Dionisio tiene más de sesenta años, aunque parece que tiene ochenta. Sabe que todos los días se ríen de él. Pero, también sabe que lo hacen con respeto, y que tiene cierto privilegio para poder aventurarse sin peligro por las calles, transgrediendo algunas normas.

Es borracho de profesión. Su adicción a la cerveza es directamente proporcional a la belleza de los monumentos de la ciudad. Como a todos los de su clan, le gusta vivir al raso. Admirar el azul y arrojar piropos a la aurora antes de ser amanecida y disfrutar de la soledad de las noches. Al contrario que sus compañeros de profesión, huye de su compañía. Está en contra de su condición de gregarios.

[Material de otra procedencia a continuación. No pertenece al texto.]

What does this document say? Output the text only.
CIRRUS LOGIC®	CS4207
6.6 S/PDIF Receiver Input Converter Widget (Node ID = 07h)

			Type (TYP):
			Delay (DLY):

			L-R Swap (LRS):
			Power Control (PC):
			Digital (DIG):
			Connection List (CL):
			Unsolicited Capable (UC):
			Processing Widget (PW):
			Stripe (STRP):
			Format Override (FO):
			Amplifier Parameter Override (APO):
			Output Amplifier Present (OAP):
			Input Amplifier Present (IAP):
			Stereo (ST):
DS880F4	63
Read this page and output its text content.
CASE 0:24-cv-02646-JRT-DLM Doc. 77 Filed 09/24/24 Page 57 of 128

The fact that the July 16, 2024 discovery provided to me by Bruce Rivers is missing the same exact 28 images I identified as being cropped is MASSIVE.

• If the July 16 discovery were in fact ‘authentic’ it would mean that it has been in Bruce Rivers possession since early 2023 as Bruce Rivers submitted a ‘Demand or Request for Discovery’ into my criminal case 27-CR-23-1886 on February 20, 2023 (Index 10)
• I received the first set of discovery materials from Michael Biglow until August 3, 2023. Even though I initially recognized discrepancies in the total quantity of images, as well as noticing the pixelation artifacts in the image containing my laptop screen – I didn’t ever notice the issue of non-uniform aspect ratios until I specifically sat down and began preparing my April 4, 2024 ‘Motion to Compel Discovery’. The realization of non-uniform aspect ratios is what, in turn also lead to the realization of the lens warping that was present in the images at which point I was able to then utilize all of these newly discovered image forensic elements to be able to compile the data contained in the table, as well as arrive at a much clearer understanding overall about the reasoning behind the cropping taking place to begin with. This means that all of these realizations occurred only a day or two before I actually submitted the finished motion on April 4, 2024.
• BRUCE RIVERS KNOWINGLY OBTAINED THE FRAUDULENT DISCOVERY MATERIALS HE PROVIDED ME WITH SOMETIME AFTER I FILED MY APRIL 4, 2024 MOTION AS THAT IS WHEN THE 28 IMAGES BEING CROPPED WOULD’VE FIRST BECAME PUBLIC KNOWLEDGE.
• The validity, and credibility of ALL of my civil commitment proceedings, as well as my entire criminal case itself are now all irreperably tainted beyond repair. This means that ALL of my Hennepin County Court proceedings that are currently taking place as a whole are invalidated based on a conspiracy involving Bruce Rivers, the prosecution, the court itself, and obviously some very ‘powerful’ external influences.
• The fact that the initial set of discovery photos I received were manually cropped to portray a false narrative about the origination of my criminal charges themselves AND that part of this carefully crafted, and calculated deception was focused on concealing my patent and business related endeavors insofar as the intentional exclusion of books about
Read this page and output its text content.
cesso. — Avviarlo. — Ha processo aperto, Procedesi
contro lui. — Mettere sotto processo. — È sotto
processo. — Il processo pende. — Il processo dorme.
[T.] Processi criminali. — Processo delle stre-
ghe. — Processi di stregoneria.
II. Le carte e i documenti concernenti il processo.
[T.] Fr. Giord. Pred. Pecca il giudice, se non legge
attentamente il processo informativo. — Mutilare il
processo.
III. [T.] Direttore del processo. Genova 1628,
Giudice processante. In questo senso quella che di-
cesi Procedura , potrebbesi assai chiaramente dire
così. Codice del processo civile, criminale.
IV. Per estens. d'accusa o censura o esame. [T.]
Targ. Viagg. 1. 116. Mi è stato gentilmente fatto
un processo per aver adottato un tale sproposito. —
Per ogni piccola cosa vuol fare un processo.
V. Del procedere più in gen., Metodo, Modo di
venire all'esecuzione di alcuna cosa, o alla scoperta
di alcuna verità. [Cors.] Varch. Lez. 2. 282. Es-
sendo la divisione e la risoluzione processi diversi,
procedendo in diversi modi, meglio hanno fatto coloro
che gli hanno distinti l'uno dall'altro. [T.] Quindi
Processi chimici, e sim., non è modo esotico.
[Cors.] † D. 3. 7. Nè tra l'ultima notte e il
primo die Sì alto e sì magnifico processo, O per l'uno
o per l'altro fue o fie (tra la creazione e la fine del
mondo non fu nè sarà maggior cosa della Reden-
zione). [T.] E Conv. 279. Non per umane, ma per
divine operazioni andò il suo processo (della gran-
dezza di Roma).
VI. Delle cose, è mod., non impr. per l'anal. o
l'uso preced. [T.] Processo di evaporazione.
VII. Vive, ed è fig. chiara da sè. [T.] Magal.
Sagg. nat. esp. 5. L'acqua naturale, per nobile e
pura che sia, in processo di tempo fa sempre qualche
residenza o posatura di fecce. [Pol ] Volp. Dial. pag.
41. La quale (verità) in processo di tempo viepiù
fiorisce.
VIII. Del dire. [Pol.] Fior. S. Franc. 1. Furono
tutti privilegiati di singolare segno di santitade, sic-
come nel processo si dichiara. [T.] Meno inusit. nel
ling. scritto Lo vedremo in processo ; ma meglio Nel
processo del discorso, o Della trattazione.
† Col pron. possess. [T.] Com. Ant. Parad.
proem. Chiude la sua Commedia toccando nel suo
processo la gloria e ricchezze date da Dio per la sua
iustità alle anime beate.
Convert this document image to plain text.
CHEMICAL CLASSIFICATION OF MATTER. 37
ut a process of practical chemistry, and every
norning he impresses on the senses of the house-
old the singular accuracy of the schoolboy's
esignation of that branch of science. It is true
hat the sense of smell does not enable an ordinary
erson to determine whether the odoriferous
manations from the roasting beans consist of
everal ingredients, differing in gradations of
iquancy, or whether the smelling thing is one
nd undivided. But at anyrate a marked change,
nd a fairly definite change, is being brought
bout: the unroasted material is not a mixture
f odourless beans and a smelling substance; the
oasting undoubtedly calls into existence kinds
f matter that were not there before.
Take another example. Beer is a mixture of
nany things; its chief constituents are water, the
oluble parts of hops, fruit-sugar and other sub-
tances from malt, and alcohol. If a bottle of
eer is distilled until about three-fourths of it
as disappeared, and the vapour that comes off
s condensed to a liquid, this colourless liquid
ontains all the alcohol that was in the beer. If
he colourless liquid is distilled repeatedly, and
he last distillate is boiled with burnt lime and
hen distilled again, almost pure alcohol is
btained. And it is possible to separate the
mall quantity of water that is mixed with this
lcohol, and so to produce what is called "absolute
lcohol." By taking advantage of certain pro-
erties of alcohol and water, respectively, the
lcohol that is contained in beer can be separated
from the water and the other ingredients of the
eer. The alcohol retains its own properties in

Antes de ser paseante, trabajó en la construcción como montador de casetas de feria. Por eso es un asiduo de las obras (en las que dialoga con los albañiles diciéndoles que no saben trabajar) y de las ferias patronales, respectivamente. En estas últimas, siempre parece que se va a dejar el alma. Sin embargo, resucita a última hora. Y en sus círculos más íntimos es admirado por tan fabulosa hazaña.
Nadie tiene el corazón más grande que él. Su vida ha sido contada por los poetas de su entorno.

Cuando llega el invierno, cede la posesión de su casa a más de un emigrante que viene a la campaña de recogida de la aceituna. Heredó el inmueble de sus padres, aunque nunca ha vivido en el mismo. Decidió ser un vagabundo desde la primera vez que vio el sol aparecer por su guarida del este.
Si te lo encuentras, querido amigo, no te entristezcas ni te apiades de él. Al contrario, ten pena por ti. Nunca podrás aspirar a su libertad.

Él vive ajeno a las cadenas de un mundo que no se soporta ni a sí mismo.

Algún día dejarán de sonar las campanas de nuestra soberbia y, quizá, habrá esperanza.